W formularzu rodzice podają imię i nazwisko dziecka, a także mają cztery możliwości do wyboru - czy dziecko będzie uczęszczać: do przedszkola, do którego obecnie uczęszcza, do innego przedszkola, do oddziału przedszkolnego w Szkole Podstawowej, do klasy pierwszej w Szkole Podstawowej.

Ze względu na to, iż jestem ojcem 2 dzieci (5 lat oraz 2 lata) chciałbym żeby moje dziecko uczęszczało do oddziału przedszkolnego w Szkole Podstawowej, a tym samym zwolniło miejsce młodszej córeczce. Z tego co się orientuję w tej szkole nie ma "zerówek". Jak to się ma w takim razie do mojego oświadczenia.  Zobowiązuję się że będzie chodzić do "zerówki" w Szkole, która nie ma oddziału przedszkolnego. Mogę tak zaznaczyć czy nie? Mam dylemat.  Do deklaracji nie załączono żadnej informacji wyjaśniającej. Rodzice są zdezorientowani i nie wiedzą co robić

– dodaje nasz czytelnik.

Postanowiliśmy sprawdzić czy ankiety rzeczywiście trafiły do przedszkoli. Jak potwierdzają rodzice, a także pracownicy elbląskich przedszkoli takowe dokumenty się pojawiły. Część rodziców wypełnia od razu, inni są przerażeni i nie wiedzą co robić. Obawiają się, że jeżeli teraz zadeklarują, którąś z pozycji to podczas rekrutacji w marcu-kwietniu do klas pierwszych nie będą mogli zmienić zdania.

Rzeczywiście ankiety trafiły do przedszkoli. Podyktowane jest to zmianami dotyczącymi 6 latków i zmianą w reformie oświatowej, którą w zeszłym tygodniu podpisał prezydent. Przeprowadzane są teraz i w tak krótkim czasie, ponieważ do końca stycznia szkoły podstawowe muszą ustalić harmonogram rekrutacji, a Urząd Miasta musi zebrać dane z ankiet i przedstawić je dyrektorom placówek oświatowych

– informuje Łukasz Mierzejewski, z biura prasowego Urzędu Miejskiego.

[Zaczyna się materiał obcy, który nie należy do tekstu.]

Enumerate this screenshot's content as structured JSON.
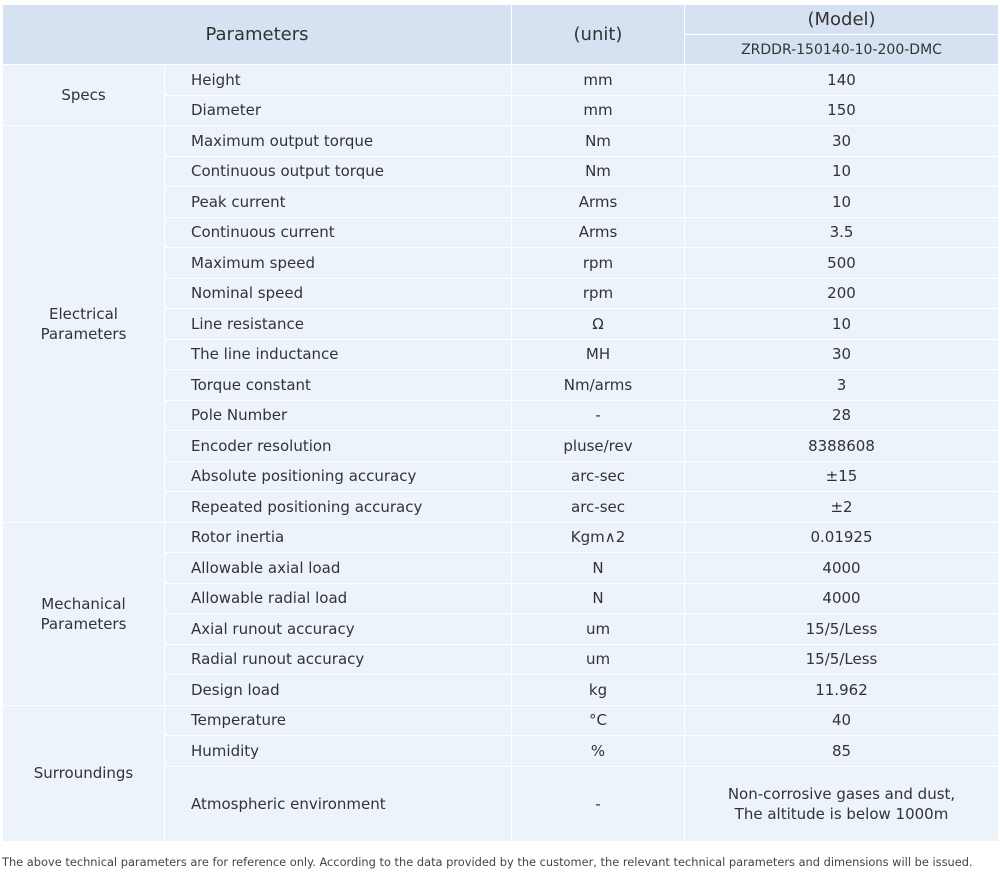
{
  "header": {
    "parameters": "Parameters",
    "unit": "(unit)",
    "model": "(Model)",
    "model_name": "ZRDDR-150140-10-200-DMC"
  },
  "groups": [
    {
      "name": "Specs",
      "rows": [
        [
          "Height",
          "mm",
          "140"
        ],
        [
          "Diameter",
          "mm",
          "150"
        ]
      ]
    },
    {
      "name": "Electrical Parameters",
      "rows": [
        [
          "Maximum output torque",
          "Nm",
          "30"
        ],
        [
          "Continuous output torque",
          "Nm",
          "10"
        ],
        [
          "Peak current",
          "Arms",
          "10"
        ],
        [
          "Continuous current",
          "Arms",
          "3.5"
        ],
        [
          "Maximum speed",
          "rpm",
          "500"
        ],
        [
          "Nominal speed",
          "rpm",
          "200"
        ],
        [
          "Line resistance",
          "Ω",
          "10"
        ],
        [
          "The line inductance",
          "MH",
          "30"
        ],
        [
          "Torque constant",
          "Nm/arms",
          "3"
        ],
        [
          "Pole Number",
          "-",
          "28"
        ],
        [
          "Encoder resolution",
          "pluse/rev",
          "8388608"
        ],
        [
          "Absolute positioning accuracy",
          "arc-sec",
          "±15"
        ],
        [
          "Repeated positioning accuracy",
          "arc-sec",
          "±2"
        ]
      ]
    },
    {
      "name": "Mechanical Parameters",
      "rows": [
        [
          "Rotor inertia",
          "Kgm∧2",
          "0.01925"
        ],
        [
          "Allowable axial load",
          "N",
          "4000"
        ],
        [
          "Allowable radial load",
          "N",
          "4000"
        ],
        [
          "Axial runout accuracy",
          "um",
          "15/5/Less"
        ],
        [
          "Radial runout accuracy",
          "um",
          "15/5/Less"
        ],
        [
          "Design load",
          "kg",
          "11.962"
        ]
      ]
    },
    {
      "name": "Surroundings",
      "rows": [
        [
          "Temperature",
          "°C",
          "40"
        ],
        [
          "Humidity",
          "%",
          "85"
        ],
        [
          "Atmospheric environment",
          "-",
          "Non-corrosive gases and dust,\nThe altitude is below 1000m"
        ]
      ]
    }
  ],
  "footer": "The above technical parameters are for reference only. According to the data provided by the customer, the relevant technical parameters and dimensions will be issued."
}
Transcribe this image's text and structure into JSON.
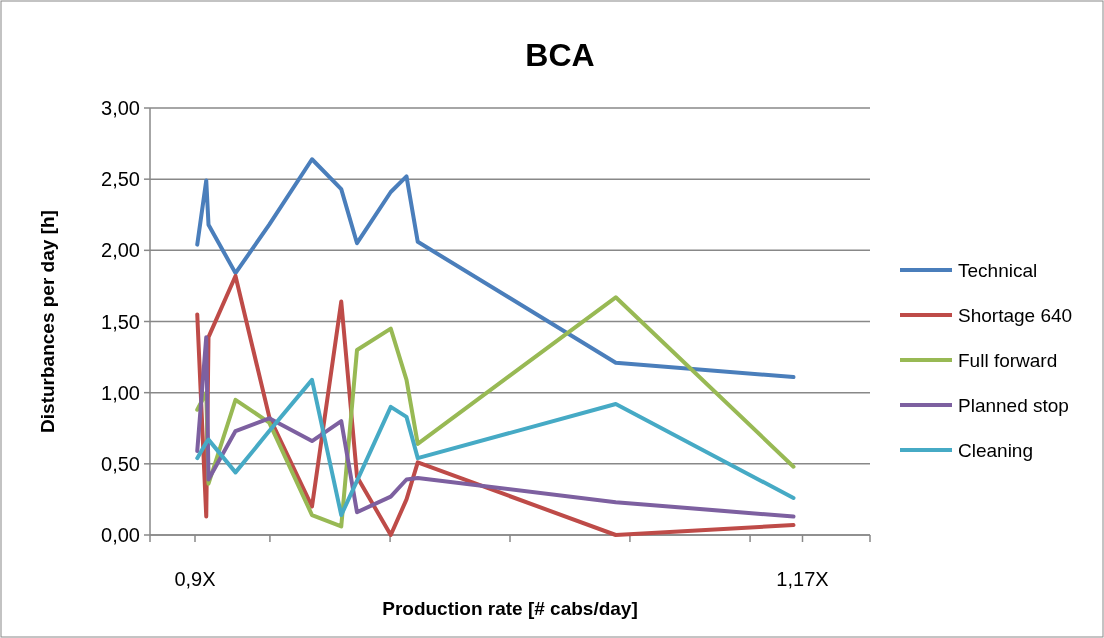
{
  "chart_data": {
    "type": "line",
    "title": "BCA",
    "xlabel": "Production rate [# cabs/day]",
    "ylabel": "Disturbances per day [h]",
    "x": [
      0.901,
      0.905,
      0.906,
      0.918,
      0.933,
      0.952,
      0.965,
      0.972,
      0.987,
      0.994,
      0.999,
      1.087,
      1.166
    ],
    "series": [
      {
        "name": "Technical",
        "color": "#4a7ebb",
        "values": [
          2.04,
          2.49,
          2.18,
          1.84,
          2.18,
          2.64,
          2.43,
          2.05,
          2.41,
          2.52,
          2.06,
          1.21,
          1.11
        ]
      },
      {
        "name": "Shortage 640",
        "color": "#be4b48",
        "values": [
          1.55,
          0.13,
          1.39,
          1.82,
          0.83,
          0.2,
          1.64,
          0.41,
          0,
          0.25,
          0.51,
          0,
          0.07
        ]
      },
      {
        "name": "Full forward",
        "color": "#98b954",
        "values": [
          0.88,
          1.0,
          0.36,
          0.95,
          0.79,
          0.14,
          0.06,
          1.3,
          1.45,
          1.09,
          0.64,
          1.67,
          0.48
        ]
      },
      {
        "name": "Planned stop",
        "color": "#7d60a0",
        "values": [
          0.59,
          1.39,
          0.39,
          0.73,
          0.82,
          0.66,
          0.8,
          0.16,
          0.27,
          0.39,
          0.4,
          0.23,
          0.13
        ]
      },
      {
        "name": "Cleaning",
        "color": "#46aac5",
        "values": [
          0.54,
          0.65,
          0.67,
          0.44,
          0.73,
          1.09,
          0.14,
          0.38,
          0.9,
          0.83,
          0.54,
          0.92,
          0.26
        ]
      }
    ],
    "xlim": [
      0.88,
      1.2
    ],
    "xticks": [
      {
        "value": 0.88,
        "label": null
      },
      {
        "value": 0.9,
        "label": "0,9X"
      },
      {
        "value": 0.9333,
        "label": null
      },
      {
        "value": 0.9867,
        "label": null
      },
      {
        "value": 1.04,
        "label": null
      },
      {
        "value": 1.0933,
        "label": null
      },
      {
        "value": 1.1467,
        "label": null
      },
      {
        "value": 1.17,
        "label": "1,17X"
      },
      {
        "value": 1.2,
        "label": null
      }
    ],
    "ylim": [
      0,
      3
    ],
    "yticks": [
      {
        "value": 0,
        "label": "0,00"
      },
      {
        "value": 0.5,
        "label": "0,50"
      },
      {
        "value": 1,
        "label": "1,00"
      },
      {
        "value": 1.5,
        "label": "1,50"
      },
      {
        "value": 2,
        "label": "2,00"
      },
      {
        "value": 2.5,
        "label": "2,50"
      },
      {
        "value": 3,
        "label": "3,00"
      }
    ],
    "grid": "y",
    "legend": "right",
    "marker": "none",
    "line_style": "solid"
  }
}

Jak dodaje Łukasz Mierzejewski, rodzice nie mają się czego obawiać. Ankieta nie jest wiążąca i do czasu rekrutacji do klas pierwszych, rodzice będą mogli zmienić zdanie. Chodzi mniej więcej o rozeznanie ile klas pierwszych trzeba utworzyć, ile oddziałów zerowych w szkołach, a ile oddziałów zerowych zostanie w przedszkolach.